Modern society places heavy emphasis on active memorialization of events. This ritual manifests itself in the regular photography of seemingly ordinary occurrences such as a family going to the beach or a large group all being in the same room. These events and many others like them seem unworthy of memorialization to most spectators, coloring their trigger happy photographer(s) as somewhat manic. However, this collective compulsion is not entirely without merit. As a fellow person who has been alive long enough to be able to read this post, you’ll agree with me when I say that life exists through a filter (and I’m not talking about our eclectic collection of moments on Instagram). In this sense, a filter alters the way we perceive the everyday events which are constantly unfolding around us. Based on our amount of investment, we might view these alleged everyday events as monumental. For instance, that family at the beach might be your family, changing the value of the moment from commonplace to meaningful, at least for you.

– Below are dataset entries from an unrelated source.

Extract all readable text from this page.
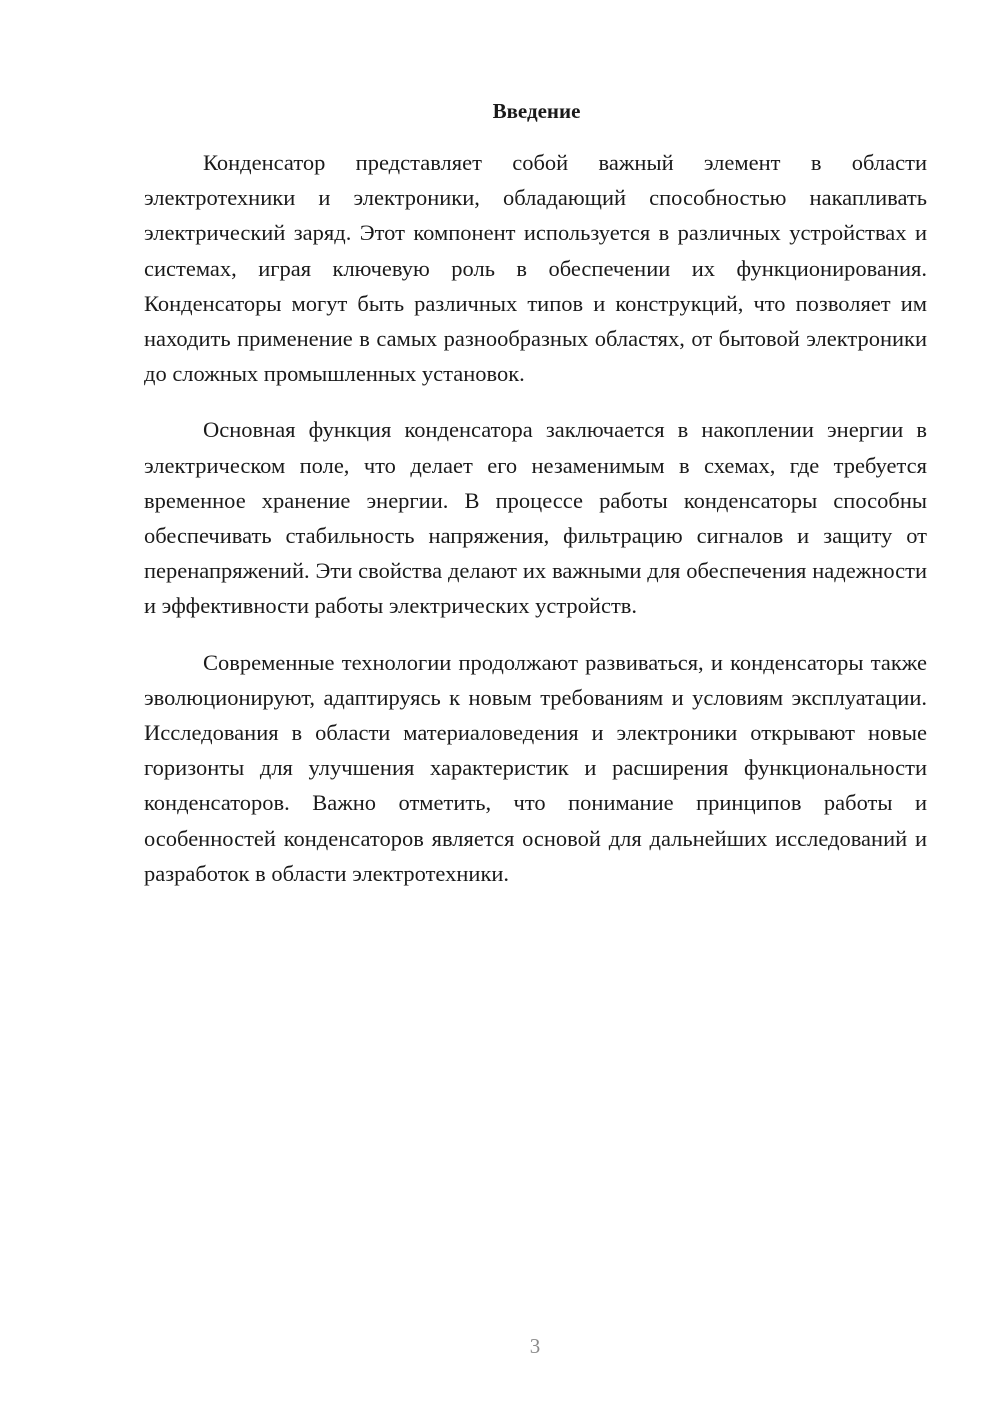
Введение

Конденсатор представляет собой важный элемент в области электротехники и электроники, обладающий способностью накапливать электрический заряд. Этот компонент используется в различных устройствах и системах, играя ключевую роль в обеспечении их функционирования. Конденсаторы могут быть различных типов и конструкций, что позволяет им находить применение в самых разнообразных областях, от бытовой электроники до сложных промышленных установок.

Основная функция конденсатора заключается в накоплении энергии в электрическом поле, что делает его незаменимым в схемах, где требуется временное хранение энергии. В процессе работы конденсаторы способны обеспечивать стабильность напряжения, фильтрацию сигналов и защиту от перенапряжений. Эти свойства делают их важными для обеспечения надежности и эффективности работы электрических устройств.

Современные технологии продолжают развиваться, и конденсаторы также эволюционируют, адаптируясь к новым требованиям и условиям эксплуатации. Исследования в области материаловедения и электроники открывают новые горизонты для улучшения характеристик и расширения функциональности конденсаторов. Важно отметить, что понимание принципов работы и особенностей конденсаторов является основой для дальнейших исследований и разработок в области электротехники.

3
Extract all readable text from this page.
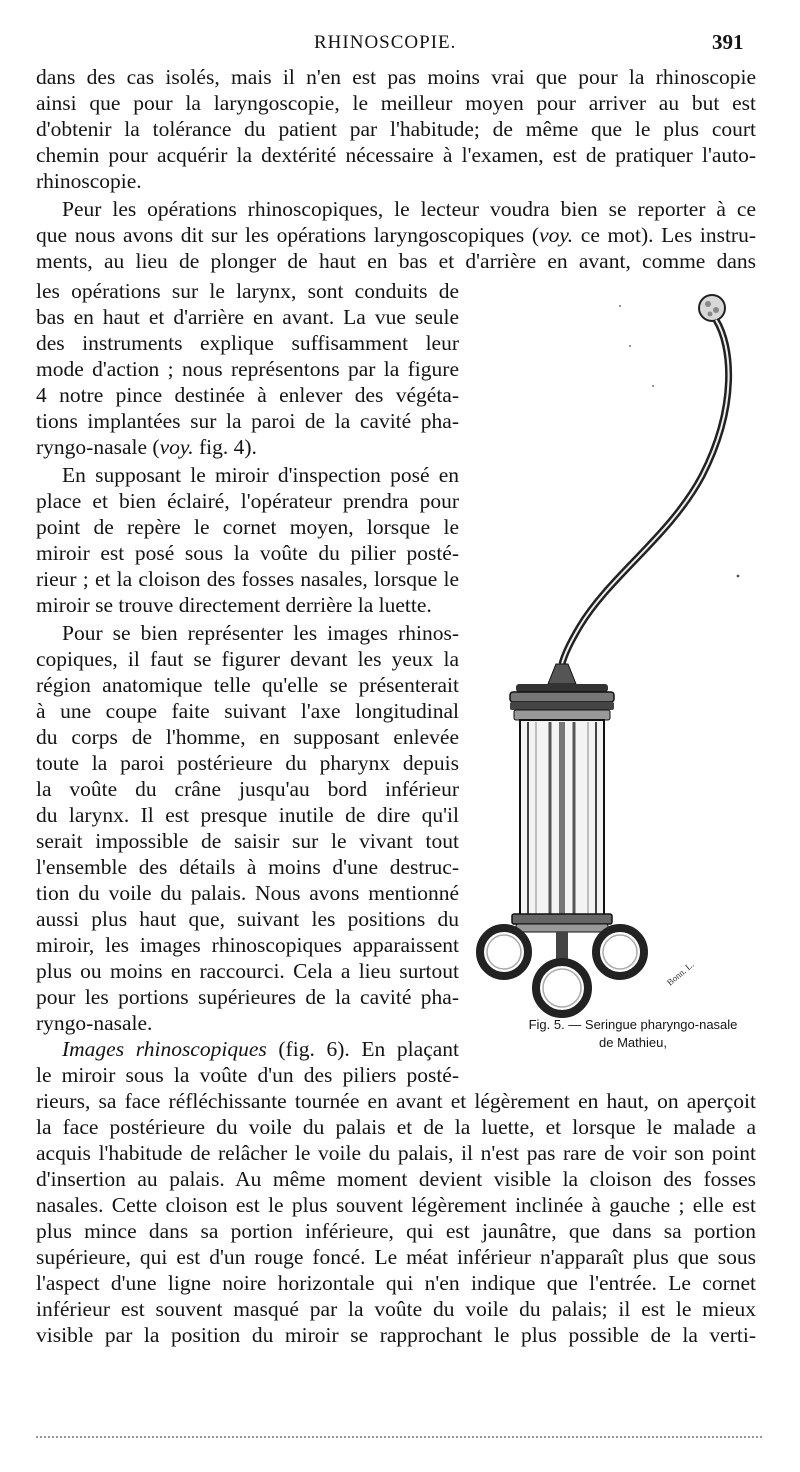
RHINOSCOPIE.	391
dans des cas isolés, mais il n'en est pas moins vrai que pour la rhinoscopie
ainsi que pour la laryngoscopie, le meilleur moyen pour arriver au but est
d'obtenir la tolérance du patient par l'habitude; de même que le plus court
chemin pour acquérir la dextérité nécessaire à l'examen, est de pratiquer l'auto-
rhinoscopie.
Peur les opérations rhinoscopiques, le lecteur voudra bien se reporter à ce
que nous avons dit sur les opérations laryngoscopiques (voy. ce mot). Les instru-
ments, au lieu de plonger de haut en bas et d'arrière en avant, comme dans
les opérations sur le larynx, sont conduits de
bas en haut et d'arrière en avant. La vue seule
des instruments explique suffisamment leur
mode d'action ; nous représentons par la figure
4 notre pince destinée à enlever des végéta-
tions implantées sur la paroi de la cavité pha-
ryngo-nasale (voy. fig. 4).
En supposant le miroir d'inspection posé en
place et bien éclairé, l'opérateur prendra pour
point de repère le cornet moyen, lorsque le
miroir est posé sous la voûte du pilier posté-
rieur ; et la cloison des fosses nasales, lorsque le
miroir se trouve directement derrière la luette.
Pour se bien représenter les images rhinos-
copiques, il faut se figurer devant les yeux la
région anatomique telle qu'elle se présenterait
à une coupe faite suivant l'axe longitudinal
du corps de l'homme, en supposant enlevée
toute la paroi postérieure du pharynx depuis
la voûte du crâne jusqu'au bord inférieur
du larynx. Il est presque inutile de dire qu'il
serait impossible de saisir sur le vivant tout
l'ensemble des détails à moins d'une destruc-
tion du voile du palais. Nous avons mentionné
aussi plus haut que, suivant les positions du
miroir, les images rhinoscopiques apparaissent
plus ou moins en raccourci. Cela a lieu surtout
pour les portions supérieures de la cavité pha-
ryngo-nasale.
Images rhinoscopiques (fig. 6). En plaçant
le miroir sous la voûte d'un des piliers posté-
rieurs, sa face réfléchissante tournée en avant et légèrement en haut, on aperçoit
la face postérieure du voile du palais et de la luette, et lorsque le malade a
acquis l'habitude de relâcher le voile du palais, il n'est pas rare de voir son point
d'insertion au palais. Au même moment devient visible la cloison des fosses
nasales. Cette cloison est le plus souvent légèrement inclinée à gauche ; elle est
plus mince dans sa portion inférieure, qui est jaunâtre, que dans sa portion
supérieure, qui est d'un rouge foncé. Le méat inférieur n'apparaît plus que sous
l'aspect d'une ligne noire horizontale qui n'en indique que l'entrée. Le cornet
inférieur est souvent masqué par la voûte du voile du palais; il est le mieux
visible par la position du miroir se rapprochant le plus possible de la verti-
Bonn. L.
Fig. 5. — Seringue pharyngo-nasale
de Mathieu,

Enter Georg Dienz. A man who conquers the moments in his life which he deems worthy of conquering. What began as a career in interior design and graffiti lead to taking possession of photographs on canvas. What he has in common with you is that he too, photographs the scenes which resound within him. What you probably don’t share with Georg is that he subsequently paints these photographs. This enables him to inject these moments with the influence of his own style, coloring the experience for all to see. This is how Dienz takes possession of his world. Check out his website. An advanced proficiency in German is not required. The appreciation for an immaculately minimal aesthetic and a tendency towards the spectator’s preference of viewing parties who are engaged in their own business is.
It should immediately be clear that his paintings are entirely different creations than the photographs that they are based on. His paintings contain an otherworldly, washed out color palette. This is a result of recreating a photograph, loyal to how it previously appeared and then stripping away it’s colors, bit by bit, until it presents a radically different scheme without separate colors combining into one another. Contrary to how these tableaus would appear in real life, some objects within the painting are granted technicolor while others fade into obscurity in the background. It is through these palette choices that the audience knows what Dienz intends for them to focus on. It states that some objects are worth your attention while others are not, this is a distinction that all artists make.
The subject’s regard of their captor is also important to note. In much of his work, Dienz specializes in candid moments rife with vulnerability. The lucky ones are wholly unaware that their picture is being taken as they are frozen in compromise, forever caught with their guard around their ankles, so to speak. In others their awareness or more interestingly, their silent opposition to being photographed is nearly palpable. These unwilling subjects rebel with closed-mouth smiles and indignant gazes. This is how Dienz takes something that he loves and makes it his own. This practice need not only be applied to art but to types of creation as well.
Furthermore, what is the value of a painting? It is not merely the sum of it’s individual elements but the total of the ideas that are associated with it. Art is in the eye of the beholder (just because something is trite doesn’t mean that it isn’t true). This draws back to certain photographs containing significance for some while striking others as commonplace. In this case, significance is derived from the meaning of what is taking place within the artwork and the context that surrounds it.